Area form a differential form?

Question

I just read that $\omega_x( \eta, \zeta) := \langle x, \eta \times \zeta \rangle $ is the area form on the sphere, where $x \in \mathbb{S}^2$ and $\eta,\zeta \in T_xM.$ All I see is that this is basically a determinant which is of couse somehow related to a volume, but why is this called the area form on the sphere?

Answer 1

If you restrict the inner product on $\mathbb{R}^3$ to the sphere $\mathbb{S}^2$, the result is a Riemannian metric. Every Riemannian metric comes with a canonical top-dimensional form, the volume form, which tells you which bases for a tangent space have unit volume. This 2-form is the volume form for the metric on the sphere. It's called an "area form" because we tend to call two-dimensional volume "area."
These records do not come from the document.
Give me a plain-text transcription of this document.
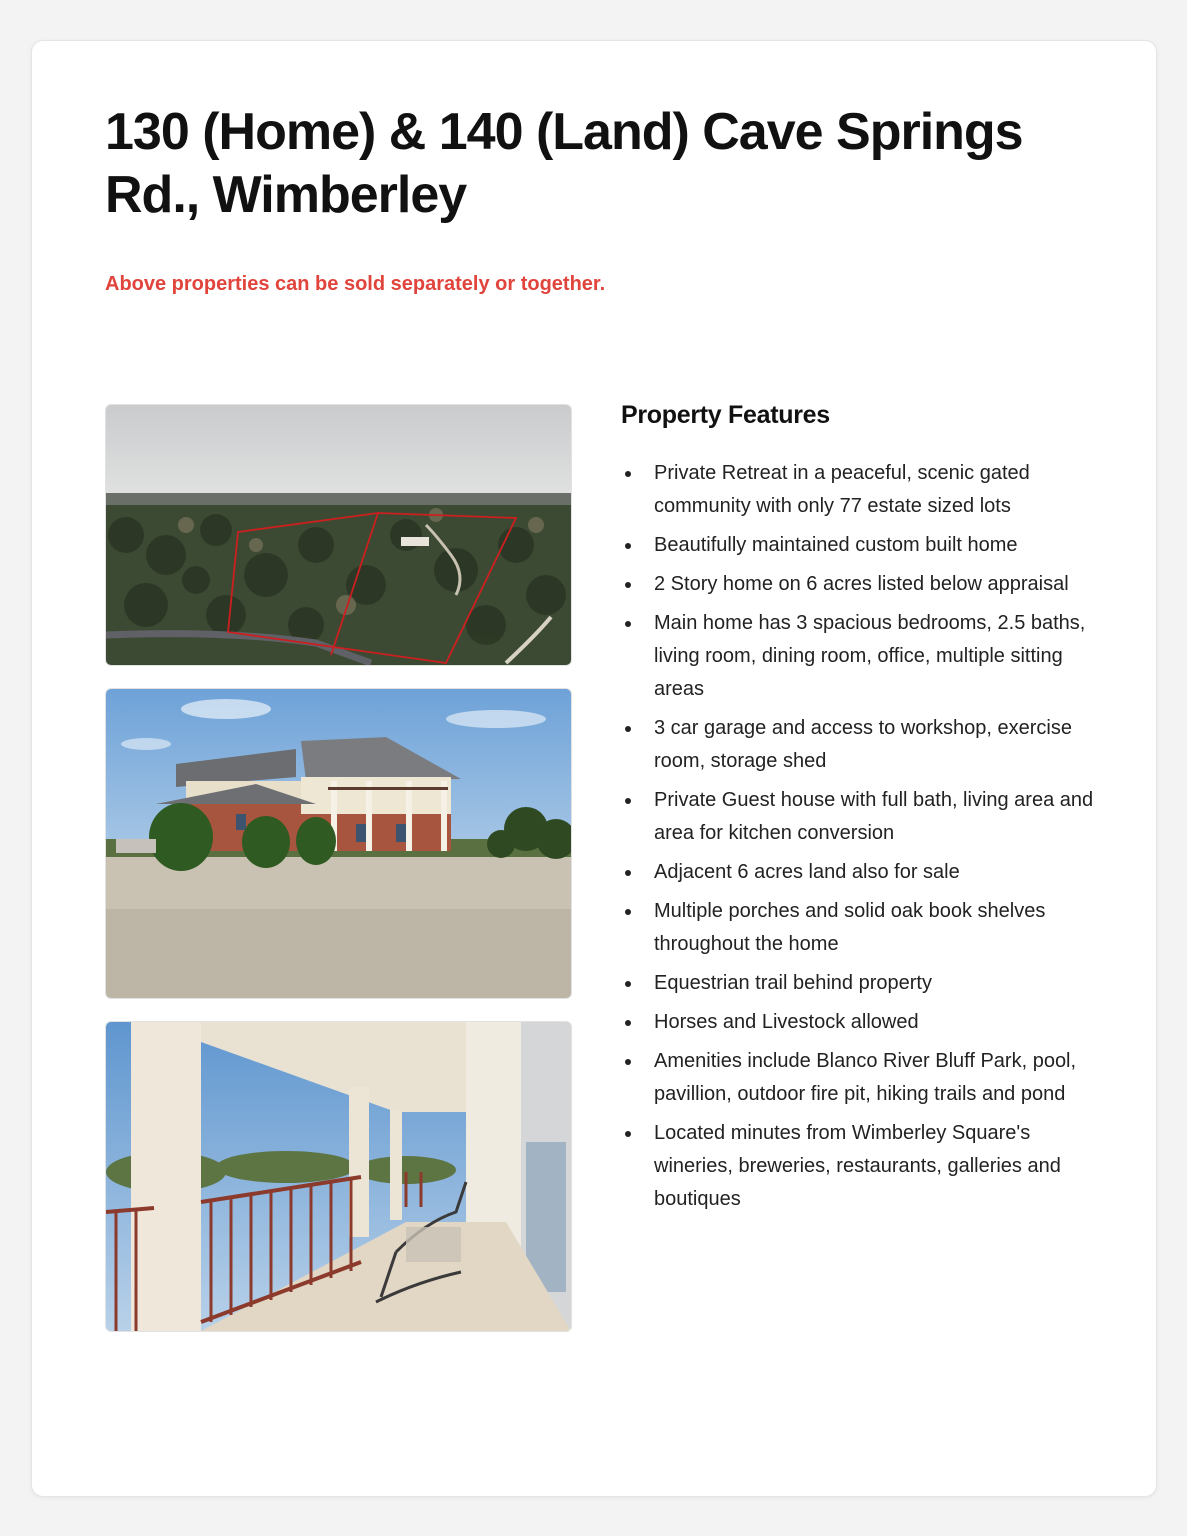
130 (Home) & 140 (Land) Cave Springs Rd., Wimberley

Above properties can be sold separately or together.

Property Features
Private Retreat in a peaceful, scenic gated community with only 77 estate sized lots
Beautifully maintained custom built home
2 Story home on 6 acres listed below appraisal
Main home has 3 spacious bedrooms, 2.5 baths, living room, dining room, office, multiple sitting areas
3 car garage and access to workshop, exercise room, storage shed
Private Guest house with full bath, living area and area for kitchen conversion
Adjacent 6 acres land also for sale
Multiple porches and solid oak book shelves throughout the home
Equestrian trail behind property
Horses and Livestock allowed
Amenities include Blanco River Bluff Park, pool, pavillion, outdoor fire pit, hiking trails and pond
Located minutes from Wimberley Square's wineries, breweries, restaurants, galleries and boutiques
In this case, the canonical volume form in coordinates is the square root of the determinant of the metric's matrix. If you want to crunch out the computation, take a local coordinate patch, identify the pullback of $\omega$, write the metric in those coordinates, and compute.

That's no fun, so let's see if we can do this more elegantly. The volume form is equivalently defined in terms of oriented orthonormal bases $(e_1,e_2,\ldots,e_n)$ so that $\operatorname{dVol}(e_1,e_2,e_3,\ldots,e_n) = 1$. Let us take an oriented basis $e_1,e_2$ of $T_x\mathbb{S}^2$. Now we compute: $$\omega_x(e_1,e_2) = \langle x,e_1\times e_2\rangle = \langle x,x\rangle = \|x\|^2 = 1$$ because $x = e_1\times e_2$. Now we've won! The form $\omega_x$ took an orthonormal frame and spit out $1$, so it's the volume form for this metric.

(You should prove that the volume form is unique and that this doesn't depend on choice of orthonormal framing.)